On this day in 1969, Llerena B. Friend retired from the University of Texas as professor emeritus, ending her nineteen-year run as director of the Barker Texas History Center. The historian, teacher, and librarian was born in 1903 in Dublin, Texas. She received her B.A. in 1924, M.A. in 1928, and Ph.D. in 1951, all from the University of Texas at Austin. In 1945 she became a research associate in Texas history for the Texas State Historical Association. She worked on the preparation of the Handbook of Texas until 1950, when she became the founding director of the Barker Texas History Center. In addition to her extensive work as librarian for Texas history sources, she also taught Texas history at the university. During her lifetime Friend wrote numerous articles and book reviews. Her book Sam Houston, The Great Designer was published in 1954 and received the Summerfield Roberts Award. She also edited several books, including Check List of Texas Imprints, 1861-1876 (1963), M. K. Kellogg's Texas Journal, 1872 (1967), and Talks on Texas Books by Walter Prescott Webb (1970). In 1976 Governor Dolph Briscoe appointed her to the Texas State Historical Records Advisory Board, and in 1987 she was nominated to the Texas Women's Hall of Fame. Friend died in 1995.
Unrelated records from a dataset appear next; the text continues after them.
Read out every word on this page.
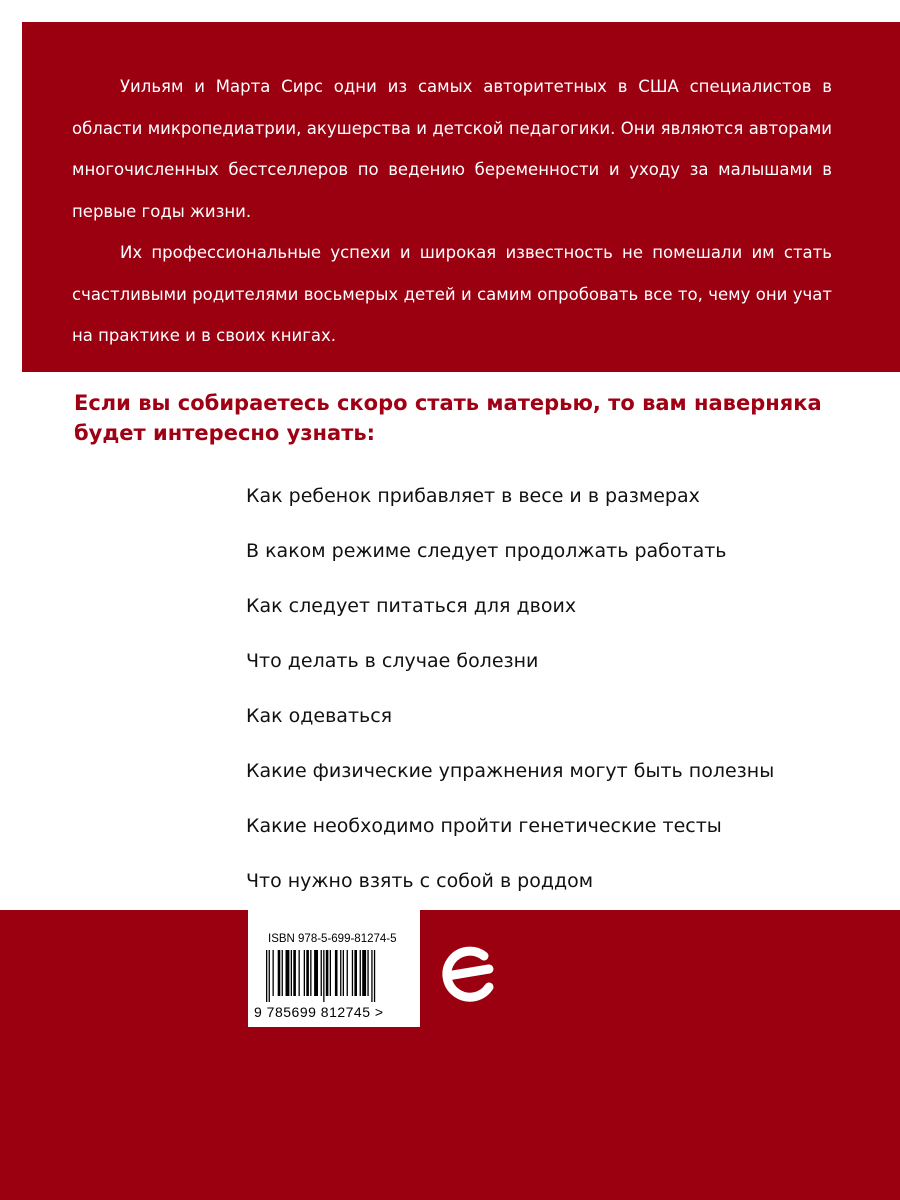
Уильям и Марта Сирс одни из самых авторитетных в США специалистов в области микропедиатрии, акушерства и детской педагогики. Они являются авторами многочисленных бестселлеров по ведению беременности и уходу за малышами в первые годы жизни.

Их профессиональные успехи и широкая известность не помешали им стать счастливыми родителями восьмерых детей и самим опробовать все то, чему они учат на практике и в своих книгах.

Если вы собираетесь скоро стать матерью, то вам наверняка будет интересно узнать:
Как ребенок прибавляет в весе и в размерах
В каком режиме следует продолжать работать
Как следует питаться для двоих
Что делать в случае болезни
Как одеваться
Какие физические упражнения могут быть полезны
Какие необходимо пройти генетические тесты
Что нужно взять с собой в роддом
ISBN 978-5-699-81274-5
9 785699 812745 >
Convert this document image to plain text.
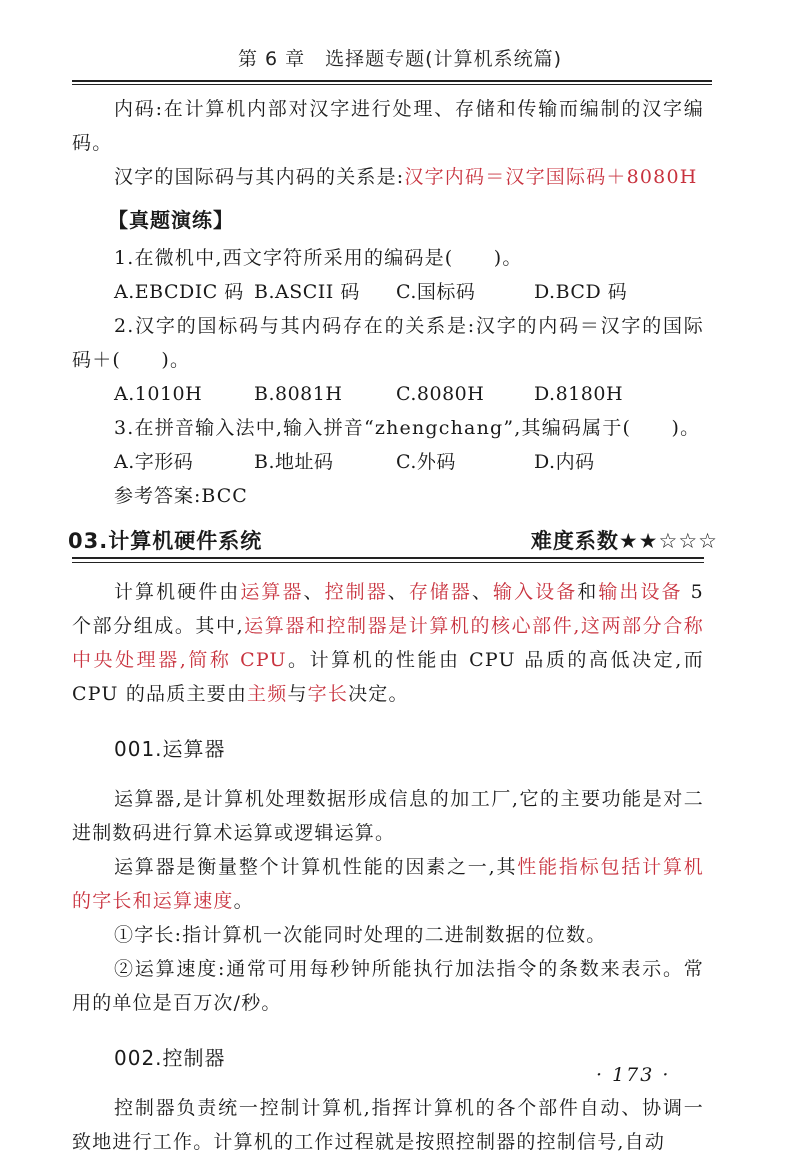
第 6 章　选择题专题(计算机系统篇)

内码:在计算机内部对汉字进行处理、存储和传输而编制的汉字编码。

汉字的国际码与其内码的关系是:汉字内码＝汉字国际码＋8080H

【真题演练】

1.在微机中,西文字符所采用的编码是(　　)。

A.EBCDIC 码 B.ASCII 码	C.国标码	D.BCD 码

2.汉字的国标码与其内码存在的关系是:汉字的内码＝汉字的国际码＋(　　)。

A.1010H	B.8081H	C.8080H	D.8180H

3.在拼音输入法中,输入拼音“zhengchang”,其编码属于(　　)。

A.字形码	B.地址码	C.外码	D.内码
参考答案:BCC
03.计算机硬件系统	难度系数★★☆☆☆

计算机硬件由运算器、控制器、存储器、输入设备和输出设备 5 个部分组成。其中,运算器和控制器是计算机的核心部件,这两部分合称中央处理器,简称 CPU。计算机的性能由 CPU 品质的高低决定,而 CPU 的品质主要由主频与字长决定。

001.运算器

运算器,是计算机处理数据形成信息的加工厂,它的主要功能是对二进制数码进行算术运算或逻辑运算。

运算器是衡量整个计算机性能的因素之一,其性能指标包括计算机的字长和运算速度。

①字长:指计算机一次能同时处理的二进制数据的位数。

②运算速度:通常可用每秒钟所能执行加法指令的条数来表示。常用的单位是百万次/秒。

002.控制器

控制器负责统一控制计算机,指挥计算机的各个部件自动、协调一致地进行工作。计算机的工作过程就是按照控制器的控制信号,自动

· 173 ·
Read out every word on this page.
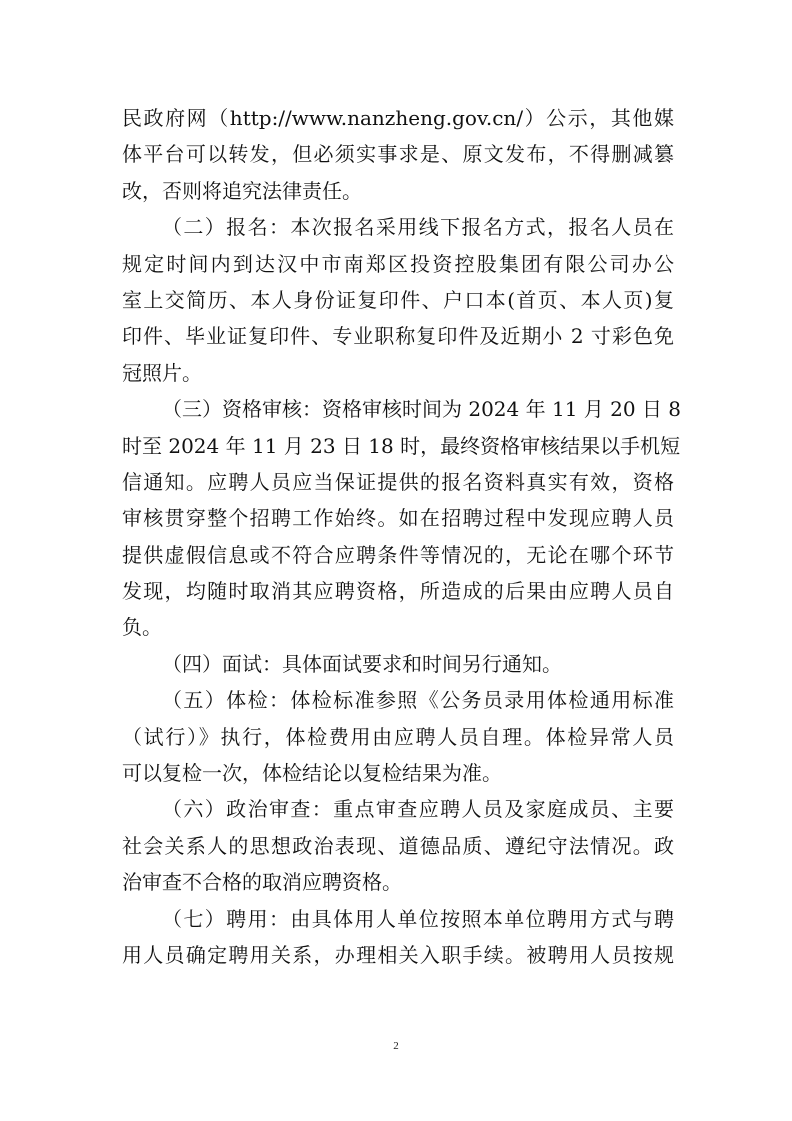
民政府网（http://www.nanzheng.gov.cn/）公示，其他媒
体平台可以转发，但必须实事求是、原文发布，不得删减篡
改，否则将追究法律责任。
（二）报名：本次报名采用线下报名方式，报名人员在
规定时间内到达汉中市南郑区投资控股集团有限公司办公
室上交简历、本人身份证复印件、户口本(首页、本人页)复
印件、毕业证复印件、专业职称复印件及近期小 2 寸彩色免
冠照片。
（三）资格审核：资格审核时间为 2024 年 11 月 20 日 8
时至 2024 年 11 月 23 日 18 时，最终资格审核结果以手机短
信通知。应聘人员应当保证提供的报名资料真实有效，资格
审核贯穿整个招聘工作始终。如在招聘过程中发现应聘人员
提供虚假信息或不符合应聘条件等情况的，无论在哪个环节
发现，均随时取消其应聘资格，所造成的后果由应聘人员自
负。
（四）面试：具体面试要求和时间另行通知。
（五）体检：体检标准参照《公务员录用体检通用标准
（试行）》执行，体检费用由应聘人员自理。体检异常人员
可以复检一次，体检结论以复检结果为准。
（六）政治审查：重点审查应聘人员及家庭成员、主要
社会关系人的思想政治表现、道德品质、遵纪守法情况。政
治审查不合格的取消应聘资格。
（七）聘用：由具体用人单位按照本单位聘用方式与聘
用人员确定聘用关系，办理相关入职手续。被聘用人员按规
2
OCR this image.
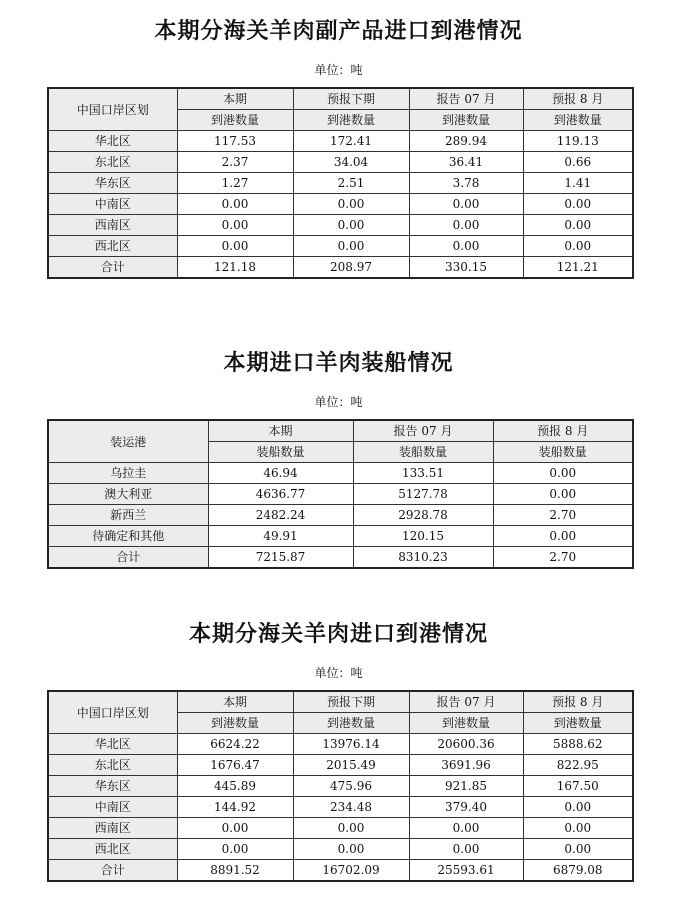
本期分海关羊肉副产品进口到港情况
单位：吨
中国口岸区划	本期	预报下期	报告 07 月	预报 8 月
	到港数量	到港数量	到港数量	到港数量
华北区	117.53	172.41	289.94	119.13
东北区	2.37	34.04	36.41	0.66
华东区	1.27	2.51	3.78	1.41
中南区	0.00	0.00	0.00	0.00
西南区	0.00	0.00	0.00	0.00
西北区	0.00	0.00	0.00	0.00
合计	121.18	208.97	330.15	121.21
本期进口羊肉装船情况
单位：吨
装运港	本期	报告 07 月	预报 8 月
	装船数量	装船数量	装船数量
乌拉圭	46.94	133.51	0.00
澳大利亚	4636.77	5127.78	0.00
新西兰	2482.24	2928.78	2.70
待确定和其他	49.91	120.15	0.00
合计	7215.87	8310.23	2.70
本期分海关羊肉进口到港情况
单位：吨
中国口岸区划	本期	预报下期	报告 07 月	预报 8 月
	到港数量	到港数量	到港数量	到港数量
华北区	6624.22	13976.14	20600.36	5888.62
东北区	1676.47	2015.49	3691.96	822.95
华东区	445.89	475.96	921.85	167.50
中南区	144.92	234.48	379.40	0.00
西南区	0.00	0.00	0.00	0.00
西北区	0.00	0.00	0.00	0.00
合计	8891.52	16702.09	25593.61	6879.08
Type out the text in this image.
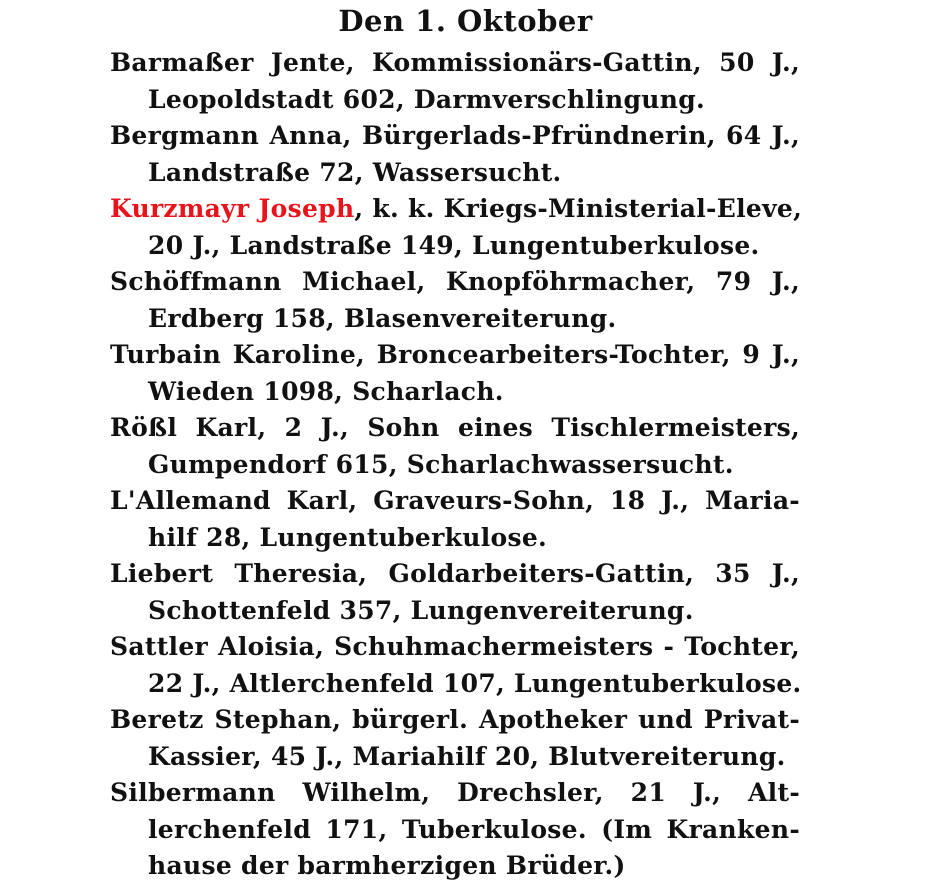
Den 1. Oktober
Barmaßer Jente, Kommissionärs-Gattin, 50 J.,
Leopoldstadt 602, Darmverschlingung.
Bergmann Anna, Bürgerlads-Pfründnerin, 64 J.,
Landstraße 72, Wassersucht.
Kurzmayr Joseph, k. k. Kriegs-Ministerial-Eleve,
20 J., Landstraße 149, Lungentuberkulose.
Schöffmann Michael, Knopföhrmacher, 79 J.,
Erdberg 158, Blasenvereiterung.
Turbain Karoline, Broncearbeiters-Tochter, 9 J.,
Wieden 1098, Scharlach.
Rößl Karl, 2 J., Sohn eines Tischlermeisters,
Gumpendorf 615, Scharlachwassersucht.
L'Allemand Karl, Graveurs-Sohn, 18 J., Maria-
hilf 28, Lungentuberkulose.
Liebert Theresia, Goldarbeiters-Gattin, 35 J.,
Schottenfeld 357, Lungenvereiterung.
Sattler Aloisia, Schuhmachermeisters - Tochter,
22 J., Altlerchenfeld 107, Lungentuberkulose.
Beretz Stephan, bürgerl. Apotheker und Privat-
Kassier, 45 J., Mariahilf 20, Blutvereiterung.
Silbermann Wilhelm, Drechsler, 21 J., Alt-
lerchenfeld 171, Tuberkulose. (Im Kranken-
hause der barmherzigen Brüder.)
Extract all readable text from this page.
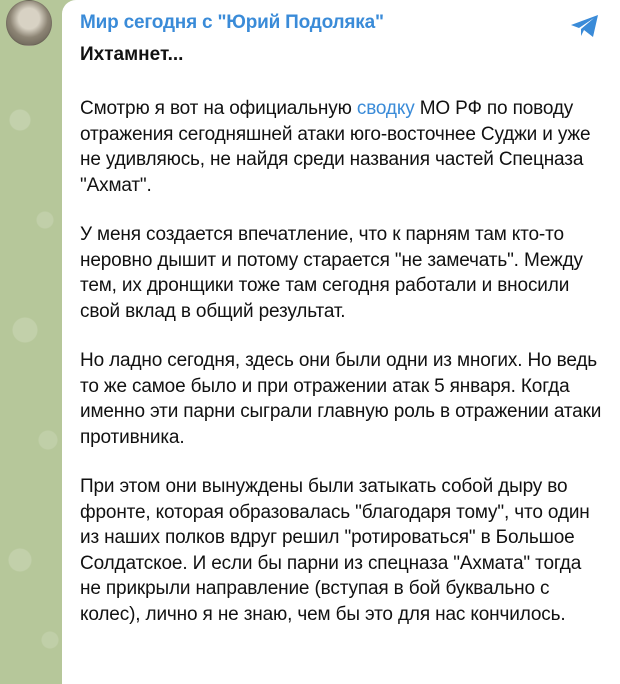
Мир сегодня с "Юрий Подоляка"
Ихтамнет...

Смотрю я вот на официальную сводку МО РФ по поводу отражения сегодняшней атаки юго-восточнее Суджи и уже не удивляюсь, не найдя среди названия частей Спецназа "Ахмат".

У меня создается впечатление, что к парням там кто-то неровно дышит и потому старается "не замечать". Между тем, их дронщики тоже там сегодня работали и вносили свой вклад в общий результат.

Но ладно сегодня, здесь они были одни из многих. Но ведь то же самое было и при отражении атак 5 января. Когда именно эти парни сыграли главную роль в отражении атаки противника.

При этом они вынуждены были затыкать собой дыру во фронте, которая образовалась "благодаря тому", что один из наших полков вдруг решил "ротироваться" в Большое Солдатское. И если бы парни из спецназа "Ахмата" тогда не прикрыли направление (вступая в бой буквально с колес), лично я не знаю, чем бы это для нас кончилось.
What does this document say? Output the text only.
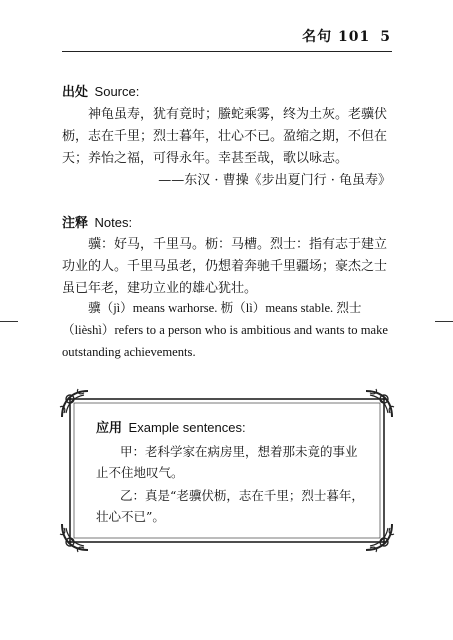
名句 101 5
出处 Source:
神龟虽寿，犹有竟时；螣蛇乘雾，终为土灰。老骥伏枥，志在千里；烈士暮年，壮心不已。盈缩之期，不但在天；养怡之福，可得永年。幸甚至哉，歌以咏志。
——东汉 · 曹操《步出夏门行 · 龟虽寿》
注释 Notes:
骥：好马，千里马。枥：马槽。烈士：指有志于建立功业的人。千里马虽老，仍想着奔驰千里疆场；豪杰之士虽已年老，建功立业的雄心犹壮。
骥（jì）means warhorse. 枥（lì）means stable. 烈士（lièshì）refers to a person who is ambitious and wants to make outstanding achievements.
应用 Example sentences:
甲：老科学家在病房里，想着那未竟的事业止不住地叹气。
乙：真是“老骥伏枥，志在千里；烈士暮年，壮心不已”。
On this day in 1917, William Ashton Vinson and James A. Elkins founded what was to become one of the largest and most profitable law firms in the world. The firm began in Houston as a small partnership. By 2001 it had grown to more than 780 lawyers, five domestic offices, and four foreign offices. Vinson and Elkins initially did business with the oil and gas industry, which continues to be the firm's mainstay. Over the years the firm has expanded to include business, energy and environmental regulation, international law, real estate, securities, and taxation.
On this day in 1863, Maj. Santos Benavides, the highest-ranking Mexican American to serve in the Confederacy, led seventy-nine men of the predominantly Tejano Thirty-third Texas Cavalry across the Rio Grande in pursuit of the bandit Octaviano Zapata. Union agents had recruited Zapata, a former associate of Juan N. Cortina, to lead raids into Texas and thus force Confederate troops to remain in the Rio Grande valley rather than participate in military campaigns in the east. Zapata was also associated with Edmund J. Davis, who was conducting Northern-sponsored military activities in the vicinity of Brownsville and Matamoros. For these reasons, and because his men often flew the American flag during their raids, Zapata's band was often referred to as the "First Regiment of Union Troops." Benavides caught up with Zapata on September 2 near Mier, Tamaulipas. After a brief exchange of gunfire, the Zapatistas dispersed, leaving ten men dead, including Zapata. Benavides later defended Laredo against Davis's First Texas Cavalry, and arranged for the safe passage of Texas cotton to Matamoros during the Union occupation of Brownsville. He died at his Laredo home in 1891.